Independence and Tower Health have reached a three-year deal to keep the five hospitals "in-network" for Independence members, the two organizations said Friday. Reading Hospital also will remain in-network; it could have fallen out in November.

The dispute arose after Tower closed Sunday on a deal to acquire the five hospitals from Community Health Systems Inc. The price for the hospitals has not been disclosed. With completion of the sale, Independence's contracts with Community Health ended, and there was nothing to replace them.

The standoff caused anxiety for many patients in the region because they might have been forced to find new hospitals.

"There is no break in service with the agreement," Clint Matthews, president and CEO of Tower, said Friday, adding that the accord was reached Thursday after days of rigorous negotiations. Independence members can "use the hospitals like they did before," he said.

Independence spokeswoman Donna Crilley Farrell said there would be no changes for members as part of the new agreement. "We realized this caused some anxiety," she said. "We really appreciate the patience of people who were working with us."

Earlier this week, Matthews said Independence had been seeking a "noncompete clause" that would have prevented Tower, formerly Reading Health System, from selling health-insurance coverage in parts of Southeastern Pennsylvania. Tower is in a 50-50 joint venture with UPMC Health Plan, a unit of the University of Pittsburgh Medical Center, that insures 30,000 people in Bucks, Chester, Montgomery, and six other counties.

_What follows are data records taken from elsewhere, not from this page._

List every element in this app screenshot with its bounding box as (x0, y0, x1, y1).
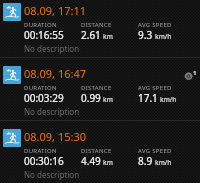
staticText: DISTANCE (81, 84, 112, 92)
button[interactable]: 08.09, 15:30 (0, 126, 200, 183)
staticText: DISTANCE (81, 21, 112, 29)
staticText: 0.99 (81, 91, 101, 105)
staticText: 08.09, 17:11 (24, 3, 87, 18)
button[interactable]: 08.09, 16:47 (0, 63, 200, 126)
staticText: 00:16:55 (24, 28, 64, 42)
staticText: 4.49 (81, 154, 101, 168)
staticText: km/h (160, 95, 177, 104)
staticText: 9.3 (138, 28, 153, 42)
staticText: km (103, 158, 113, 167)
staticText: km (103, 32, 113, 41)
staticText: 1 (193, 69, 197, 77)
staticText: 17.1 (138, 91, 158, 105)
staticText: km/h (155, 32, 172, 41)
staticText: AVG SPEED (138, 84, 172, 92)
staticText: DISTANCE (81, 147, 112, 155)
staticText: 08.09, 15:30 (24, 129, 87, 144)
button[interactable]: Show track on map (184, 69, 198, 81)
staticText: 00:03:29 (24, 91, 64, 105)
staticText: km (103, 95, 113, 104)
staticText: No description (24, 43, 80, 54)
staticText: AVG SPEED (138, 21, 172, 29)
button[interactable]: 08.09, 17:11 (0, 0, 200, 63)
staticText: 00:30:16 (24, 154, 64, 168)
staticText: AVG SPEED (138, 147, 172, 155)
staticText: DURATION (24, 21, 57, 29)
staticText: DURATION (24, 147, 57, 155)
staticText: DURATION (24, 84, 57, 92)
staticText: 2.61 (81, 28, 101, 42)
staticText: 08.09, 16:47 (24, 66, 87, 81)
staticText: km/h (155, 158, 172, 167)
staticText: No description (24, 106, 80, 117)
staticText: No description (24, 169, 80, 180)
staticText: 8.9 (138, 154, 153, 168)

The agreement with Independence does not include a noncompete clause, a Tower spokeswoman said Friday.

Independence agreed that there was no noncompete clause but said it had negotiated safeguards to protect its business.

"Look, we think competition is good," Anthony V. Coletta, president of Independence's facilitated health networks, said in a statement. "What we said all along was that we didn't want to fund a competitor. We didn't want to give a competitor our tools that we share with our provider partners or our facilitated health network proprietary information. We're not going to get into specifics, but suffice it to say that this agreement resolves that concern with firewalls and guidelines around data usage, data sharing, and our proprietary and confidential information."

Coletta added that the "the foremost goal in these discussions was ensuring access to quality, affordable care for our members at these five community hospitals. It's part of our commitment to offering the broadest choice of doctors and hospitals in the region. Community hospitals like these are important to provide local care for our members. Negotiations can get bumpy at times, but in the end, Independence received the terms and assurances we needed to best serve our members."